What must be ruled out is a clearance of more than 2 mm in the corner which would eventually pose the risk of freezing (depending on weather pattern) and thus module damage.

Additionally, the corners must be perfectly filled after lamination but without laminator contamination.

GEROLD belongs to the fraction that favors sharp corners for these prevent said freezing, well maintain encapsulant/sealant spacing, and facilitate sound air release with lamination.

Automated Bulk Butyl Application

GEROLD introduced its HMA-system (hot-melt application) in 2010. The HMA-system automatically applies liquid butyl (hot-melt) for edge-sealing PV-modules. Typically, this applies with thin-film modules.

GEROLD’s HMA-system (Figure 3) features a drum unloader with drum redundancy.
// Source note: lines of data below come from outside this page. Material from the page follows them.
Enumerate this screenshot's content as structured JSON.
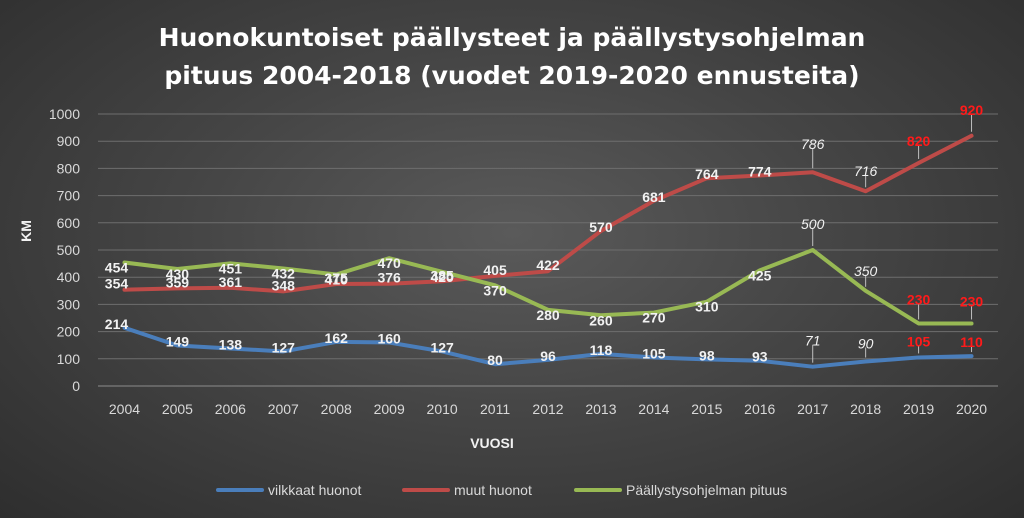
{
  "chart_data": {
    "type": "line",
    "title_line1": "Huonokuntoiset päällysteet ja päällystysohjelman",
    "title_line2": "pituus 2004-2018 (vuodet 2019-2020 ennusteita)",
    "xlabel": "VUOSI",
    "ylabel": "KM",
    "ylim": [
      0,
      1000
    ],
    "yticks": [
      "0",
      "100",
      "200",
      "300",
      "400",
      "500",
      "600",
      "700",
      "800",
      "900",
      "1000"
    ],
    "categories": [
      "2004",
      "2005",
      "2006",
      "2007",
      "2008",
      "2009",
      "2010",
      "2011",
      "2012",
      "2013",
      "2014",
      "2015",
      "2016",
      "2017",
      "2018",
      "2019",
      "2020"
    ],
    "grid": true,
    "legend_position": "bottom",
    "series": [
      {
        "name": "vilkkaat huonot",
        "color": "#4a7ebb",
        "values": [
          214,
          149,
          138,
          127,
          162,
          160,
          127,
          80,
          96,
          118,
          105,
          98,
          93,
          71,
          90,
          105,
          110
        ]
      },
      {
        "name": "muut huonot",
        "color": "#be4b48",
        "values": [
          354,
          359,
          361,
          348,
          375,
          376,
          385,
          405,
          422,
          570,
          681,
          764,
          774,
          786,
          716,
          820,
          920
        ]
      },
      {
        "name": "Päällystysohjelman pituus",
        "color": "#98b954",
        "values": [
          454,
          430,
          451,
          432,
          410,
          470,
          420,
          370,
          280,
          260,
          270,
          310,
          425,
          500,
          350,
          230,
          230
        ]
      }
    ]
  }
}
The melting temperature is >145°C (293°F).

The substrate enters horizontally via belt conveyor. A rigid table with centring device and vacuum serves as workstation for butyl application. Usually, one such table suffices, but a 2-table system is available, too.

Depending on system configuration, one or two dispenser(s) are utilized. The dispenser bridge is a gantry mechanism with servo-controlled X- and Y-movement. Depending on consumable and travelling path, dispensing speed reaches <600 mm [<2 ft.]/sec.
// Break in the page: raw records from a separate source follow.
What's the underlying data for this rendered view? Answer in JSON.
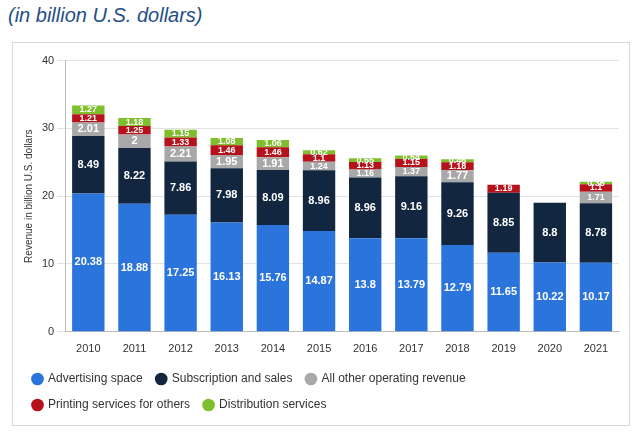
{
  "chart_data": {
    "type": "bar",
    "title": "(in billion U.S. dollars)",
    "y_label": "Revenue in billion U.S. dollars",
    "categories": [
      "2010",
      "2011",
      "2012",
      "2013",
      "2014",
      "2015",
      "2016",
      "2017",
      "2018",
      "2019",
      "2020",
      "2021"
    ],
    "series": [
      {
        "name": "Advertising space",
        "color": "#2a74db",
        "values": [
          20.38,
          18.88,
          17.25,
          16.13,
          15.76,
          14.87,
          13.8,
          13.79,
          12.79,
          11.65,
          10.22,
          10.17
        ]
      },
      {
        "name": "Subscription and sales",
        "color": "#12263f",
        "values": [
          8.49,
          8.22,
          7.86,
          7.98,
          8.09,
          8.96,
          8.96,
          9.16,
          9.26,
          8.85,
          8.8,
          8.78
        ]
      },
      {
        "name": "All other operating revenue",
        "color": "#a8a8a8",
        "values": [
          2.01,
          2,
          2.21,
          1.95,
          1.91,
          1.24,
          1.16,
          1.37,
          1.77,
          null,
          null,
          1.71
        ]
      },
      {
        "name": "Printing services for others",
        "color": "#b5121b",
        "values": [
          1.21,
          1.25,
          1.33,
          1.46,
          1.46,
          1.1,
          1.13,
          1.15,
          1.18,
          1.19,
          null,
          1.1
        ]
      },
      {
        "name": "Distribution services",
        "color": "#7fbf2e",
        "values": [
          1.27,
          1.18,
          1.15,
          1.08,
          1.06,
          0.62,
          0.55,
          0.54,
          0.46,
          null,
          null,
          0.36
        ]
      }
    ],
    "ylim": [
      0,
      40
    ],
    "yticks": [
      0,
      10,
      20,
      30,
      40
    ],
    "grid": true,
    "stacked": true,
    "data_labels": true,
    "legend": "bottom"
  }
}
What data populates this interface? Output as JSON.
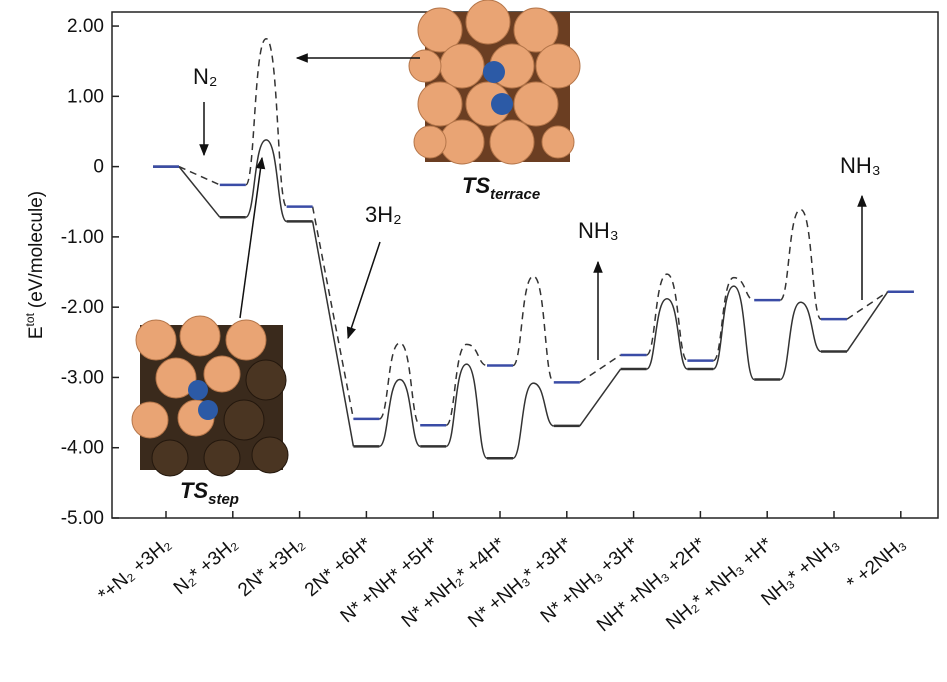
{
  "chart_data": {
    "type": "energy-profile",
    "y_label": {
      "main": "E",
      "sup": "tot",
      "rest": "(eV/molecule)"
    },
    "categories": [
      "*+N₂ +3H₂",
      "N₂* +3H₂",
      "2N* +3H₂",
      "2N* +6H*",
      "N* +NH* +5H*",
      "N* +NH₂* +4H*",
      "N* +NH₃* +3H*",
      "N* +NH₃ +3H*",
      "NH* +NH₃ +2H*",
      "NH₂* +NH₃ +H*",
      "NH₃* +NH₃",
      "* +2NH₃"
    ],
    "series": [
      {
        "color": "#333333",
        "dashed": false,
        "values": [
          0,
          -0.72,
          -0.78,
          -3.98,
          -3.98,
          -4.15,
          -3.69,
          -2.88,
          -2.88,
          -3.03,
          -2.63,
          -1.78
        ],
        "barriers": [
          null,
          0.38,
          null,
          -3.03,
          -2.81,
          -3.08,
          null,
          -1.88,
          -1.7,
          -1.93,
          null
        ]
      },
      {
        "color": "#3a4ca6",
        "dashed": true,
        "values": [
          0,
          -0.26,
          -0.57,
          -3.59,
          -3.68,
          -2.83,
          -3.07,
          -2.68,
          -2.76,
          -1.9,
          -2.17,
          -1.78
        ],
        "barriers": [
          null,
          1.82,
          null,
          -2.51,
          -2.53,
          -1.56,
          null,
          -1.53,
          -1.58,
          -0.61,
          null
        ]
      }
    ],
    "ylim": [
      -5,
      2.2
    ],
    "yticks": [
      {
        "value": 2,
        "label": "2.00"
      },
      {
        "value": 1,
        "label": "1.00"
      },
      0,
      {
        "value": -1,
        "label": "-1.00"
      },
      {
        "value": -2,
        "label": "-2.00"
      },
      {
        "value": -3,
        "label": "-3.00"
      },
      {
        "value": -4,
        "label": "-4.00"
      },
      {
        "value": -5,
        "label": "-5.00"
      }
    ],
    "annotations": {
      "n2": "N₂",
      "h2": "3H₂",
      "nh3_a": "NH₃",
      "nh3_b": "NH₃",
      "ts_terrace": {
        "main": "TS",
        "sub": "terrace"
      },
      "ts_step": {
        "main": "TS",
        "sub": "step"
      }
    }
  }
}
The distance between dispenser and sometimes warped substrate surface is monitored by means of laser sensor. Butyl is applied in accordance with the settings for butyl geometry and positioning.

These are set at the HMI touch screen which also features a comprehensive visualization to display the system status and relevant process data. Parameters are set to ensure repeat accurate edge-sealing with optimal bead application and high throughput.
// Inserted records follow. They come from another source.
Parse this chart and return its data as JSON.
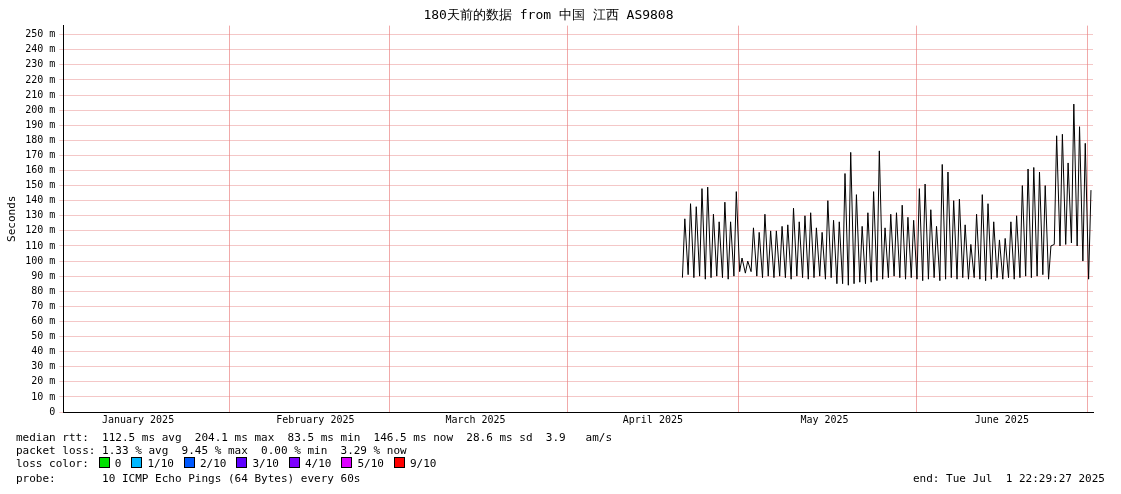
{
  "chart_data": {
    "type": "line",
    "title": "180天前的数据 from 中国 江西 AS9808",
    "ylabel": "Seconds",
    "xlim": [
      "2025-01-02T22:29",
      "2025-07-01T22:29"
    ],
    "xticks": [
      {
        "value": "2025-01-16",
        "label": "January 2025"
      },
      {
        "value": "2025-02-01",
        "label": null
      },
      {
        "value": "2025-02-16",
        "label": "February 2025"
      },
      {
        "value": "2025-03-01",
        "label": null
      },
      {
        "value": "2025-03-16",
        "label": "March 2025"
      },
      {
        "value": "2025-04-01",
        "label": null
      },
      {
        "value": "2025-04-16",
        "label": "April 2025"
      },
      {
        "value": "2025-05-01",
        "label": null
      },
      {
        "value": "2025-05-16",
        "label": "May 2025"
      },
      {
        "value": "2025-06-01",
        "label": null
      },
      {
        "value": "2025-06-16",
        "label": "June 2025"
      },
      {
        "value": "2025-07-01",
        "label": null
      }
    ],
    "ylim": [
      0,
      256
    ],
    "yticks": [
      0,
      {
        "value": 10,
        "label": "10 m"
      },
      {
        "value": 20,
        "label": "20 m"
      },
      {
        "value": 30,
        "label": "30 m"
      },
      {
        "value": 40,
        "label": "40 m"
      },
      {
        "value": 50,
        "label": "50 m"
      },
      {
        "value": 60,
        "label": "60 m"
      },
      {
        "value": 70,
        "label": "70 m"
      },
      {
        "value": 80,
        "label": "80 m"
      },
      {
        "value": 90,
        "label": "90 m"
      },
      {
        "value": 100,
        "label": "100 m"
      },
      {
        "value": 110,
        "label": "110 m"
      },
      {
        "value": 120,
        "label": "120 m"
      },
      {
        "value": 130,
        "label": "130 m"
      },
      {
        "value": 140,
        "label": "140 m"
      },
      {
        "value": 150,
        "label": "150 m"
      },
      {
        "value": 160,
        "label": "160 m"
      },
      {
        "value": 170,
        "label": "170 m"
      },
      {
        "value": 180,
        "label": "180 m"
      },
      {
        "value": 190,
        "label": "190 m"
      },
      {
        "value": 200,
        "label": "200 m"
      },
      {
        "value": 210,
        "label": "210 m"
      },
      {
        "value": 220,
        "label": "220 m"
      },
      {
        "value": 230,
        "label": "230 m"
      },
      {
        "value": 240,
        "label": "240 m"
      },
      {
        "value": 250,
        "label": "250 m"
      }
    ],
    "grid": true,
    "line_style": "solid",
    "series": [
      {
        "color": "#000000",
        "x": [
          "2025-04-21T04:00",
          "2025-04-21T14:00",
          "2025-04-22T04:00",
          "2025-04-22T14:00",
          "2025-04-23T04:00",
          "2025-04-23T14:00",
          "2025-04-24T04:00",
          "2025-04-24T14:00",
          "2025-04-25T04:00",
          "2025-04-25T14:00",
          "2025-04-26T04:00",
          "2025-04-26T14:00",
          "2025-04-27T04:00",
          "2025-04-27T14:00",
          "2025-04-28T04:00",
          "2025-04-28T14:00",
          "2025-04-29T04:00",
          "2025-04-29T14:00",
          "2025-04-30T04:00",
          "2025-04-30T14:00",
          "2025-05-01T04:00",
          "2025-05-01T14:00",
          "2025-05-02T04:00",
          "2025-05-02T14:00",
          "2025-05-03T04:00",
          "2025-05-03T14:00",
          "2025-05-04T04:00",
          "2025-05-04T14:00",
          "2025-05-05T04:00",
          "2025-05-05T14:00",
          "2025-05-06T04:00",
          "2025-05-06T14:00",
          "2025-05-07T04:00",
          "2025-05-07T14:00",
          "2025-05-08T04:00",
          "2025-05-08T14:00",
          "2025-05-09T04:00",
          "2025-05-09T14:00",
          "2025-05-10T04:00",
          "2025-05-10T14:00",
          "2025-05-11T04:00",
          "2025-05-11T14:00",
          "2025-05-12T04:00",
          "2025-05-12T14:00",
          "2025-05-13T04:00",
          "2025-05-13T14:00",
          "2025-05-14T04:00",
          "2025-05-14T14:00",
          "2025-05-15T04:00",
          "2025-05-15T14:00",
          "2025-05-16T04:00",
          "2025-05-16T14:00",
          "2025-05-17T04:00",
          "2025-05-17T14:00",
          "2025-05-18T04:00",
          "2025-05-18T14:00",
          "2025-05-19T04:00",
          "2025-05-19T14:00",
          "2025-05-20T04:00",
          "2025-05-20T14:00",
          "2025-05-21T04:00",
          "2025-05-21T14:00",
          "2025-05-22T04:00",
          "2025-05-22T14:00",
          "2025-05-23T04:00",
          "2025-05-23T14:00",
          "2025-05-24T04:00",
          "2025-05-24T14:00",
          "2025-05-25T04:00",
          "2025-05-25T14:00",
          "2025-05-26T04:00",
          "2025-05-26T14:00",
          "2025-05-27T04:00",
          "2025-05-27T14:00",
          "2025-05-28T04:00",
          "2025-05-28T14:00",
          "2025-05-29T04:00",
          "2025-05-29T14:00",
          "2025-05-30T04:00",
          "2025-05-30T14:00",
          "2025-05-31T04:00",
          "2025-05-31T14:00",
          "2025-06-01T04:00",
          "2025-06-01T14:00",
          "2025-06-02T04:00",
          "2025-06-02T14:00",
          "2025-06-03T04:00",
          "2025-06-03T14:00",
          "2025-06-04T04:00",
          "2025-06-04T14:00",
          "2025-06-05T04:00",
          "2025-06-05T14:00",
          "2025-06-06T04:00",
          "2025-06-06T14:00",
          "2025-06-07T04:00",
          "2025-06-07T14:00",
          "2025-06-08T04:00",
          "2025-06-08T14:00",
          "2025-06-09T04:00",
          "2025-06-09T14:00",
          "2025-06-10T04:00",
          "2025-06-10T14:00",
          "2025-06-11T04:00",
          "2025-06-11T14:00",
          "2025-06-12T04:00",
          "2025-06-12T14:00",
          "2025-06-13T04:00",
          "2025-06-13T14:00",
          "2025-06-14T04:00",
          "2025-06-14T14:00",
          "2025-06-15T04:00",
          "2025-06-15T14:00",
          "2025-06-16T04:00",
          "2025-06-16T14:00",
          "2025-06-17T04:00",
          "2025-06-17T14:00",
          "2025-06-18T04:00",
          "2025-06-18T14:00",
          "2025-06-19T04:00",
          "2025-06-19T14:00",
          "2025-06-20T04:00",
          "2025-06-20T14:00",
          "2025-06-21T04:00",
          "2025-06-21T14:00",
          "2025-06-22T04:00",
          "2025-06-22T14:00",
          "2025-06-23T04:00",
          "2025-06-23T14:00",
          "2025-06-24T04:00",
          "2025-06-24T14:00",
          "2025-06-25T04:00",
          "2025-06-25T14:00",
          "2025-06-26T04:00",
          "2025-06-26T14:00",
          "2025-06-27T04:00",
          "2025-06-27T14:00",
          "2025-06-28T04:00",
          "2025-06-28T14:00",
          "2025-06-29T04:00",
          "2025-06-29T14:00",
          "2025-06-30T04:00",
          "2025-06-30T14:00",
          "2025-07-01T04:00",
          "2025-07-01T14:00"
        ],
        "values": [
          89,
          128,
          91,
          138,
          89,
          136,
          90,
          148,
          88,
          149,
          89,
          131,
          90,
          126,
          89,
          139,
          88,
          126,
          90,
          146,
          93,
          102,
          92,
          100,
          93,
          122,
          90,
          119,
          89,
          131,
          90,
          120,
          89,
          120,
          90,
          123,
          89,
          124,
          88,
          135,
          90,
          126,
          89,
          130,
          88,
          132,
          89,
          122,
          90,
          119,
          88,
          140,
          89,
          127,
          85,
          126,
          85,
          158,
          84,
          172,
          85,
          144,
          86,
          123,
          85,
          132,
          86,
          146,
          87,
          173,
          88,
          122,
          89,
          131,
          90,
          132,
          89,
          137,
          88,
          129,
          89,
          127,
          88,
          148,
          87,
          151,
          88,
          134,
          89,
          123,
          87,
          164,
          88,
          159,
          89,
          140,
          88,
          141,
          89,
          124,
          88,
          111,
          89,
          131,
          88,
          144,
          87,
          138,
          88,
          126,
          89,
          114,
          88,
          115,
          89,
          126,
          88,
          130,
          89,
          150,
          90,
          161,
          89,
          162,
          90,
          159,
          91,
          150,
          88,
          110,
          111,
          183,
          110,
          184,
          111,
          165,
          112,
          204,
          110,
          189,
          100,
          178,
          88,
          147
        ]
      }
    ],
    "annotations": [
      "median rtt:  112.5 ms avg  204.1 ms max  83.5 ms min  146.5 ms now  28.6 ms sd  3.9   am/s",
      "packet loss: 1.33 % avg  9.45 % max  0.00 % min  3.29 % now",
      "loss color:",
      "0",
      "1/10",
      "2/10",
      "3/10",
      "4/10",
      "5/10",
      "9/10",
      "probe:       10 ICMP Echo Pings (64 Bytes) every 60s",
      "end: Tue Jul  1 22:29:27 2025"
    ]
  }
}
For quality control, laser sensors monitor the butyl bead. Optionally, a vision system can be integrated to that effect.

Once processing is completed, the substrate is advanced downstream. Handshakes with upstream and downstream equipment are made by means of bus system (Profibus) or Ethernet. Optionally, the system can be connected to a MES. Of course, the HMA-system features VPN-remote servicing.

Augmented Process--More Than the Sum of Its Parts

A value-add feature is available when adding encapsulant sheeting and lay-up to bulk butyl dispense, both being incorporated in the HMA+-system (Figure 4). This is sequentially performed when upgrading the HMA-system accordingly.

The encapsulant is fed from a roll and automatically placed onto a cutting table where it is sheeted with perpendicular and longitudinal cuts. Even punching for contact tab feed-through holes is performed, if applicable.

A repeat-accurate pick-and-place device transfers the sheeted encapsulant onto a centered substrate and places it into the butyl frame. Usually, the spacing between encapsulant and butyl is some 1.5 mm +/-0.5 mm.

Even marriage of glass-glass-modules can be incorporated into the production cell as a third process step, thus creating the HMA++-system (Figure 4 and 5).

Line tact time governs whether this is performed in the same station as encapsulant lay-up or in a third back-to-back station.

It has been pointed out that edge-sealing of thin-film modules has a tremendous impact on module efficiency (long-term stability), cost per watt, and module life. It has also been explained why bulk butyl application is the most rewarding way of process implementation.

Furthermore, we have highlighted that proper automation can boost module quality and drive down cost per watt. GEROLD’s answer to this is the introduction of a unique way to augment the core process of bulk butyl application with sheeting & lay-up, and module assembly.

This culminates in a synergetic production cell for sound integration. Labor is minimized, and limited to setup, change of consumables and regular maintenance work.

Occupied footprint is kept at a minimum with this perfectly synchronized production cell. GEROLD strongly encourages adopting edge-sealing with TFPV-module production to further the benefits this can bring to the industry.

Juergen Weiss joined Maschinenbau GEROLD GmbH & Co. KG (www.gerold-mb.com) in 1998. Since 2002, the graduate in Business Administration has been Commercial Director and Authorized Officer of the company. Besides this, he is responsible for Marketing.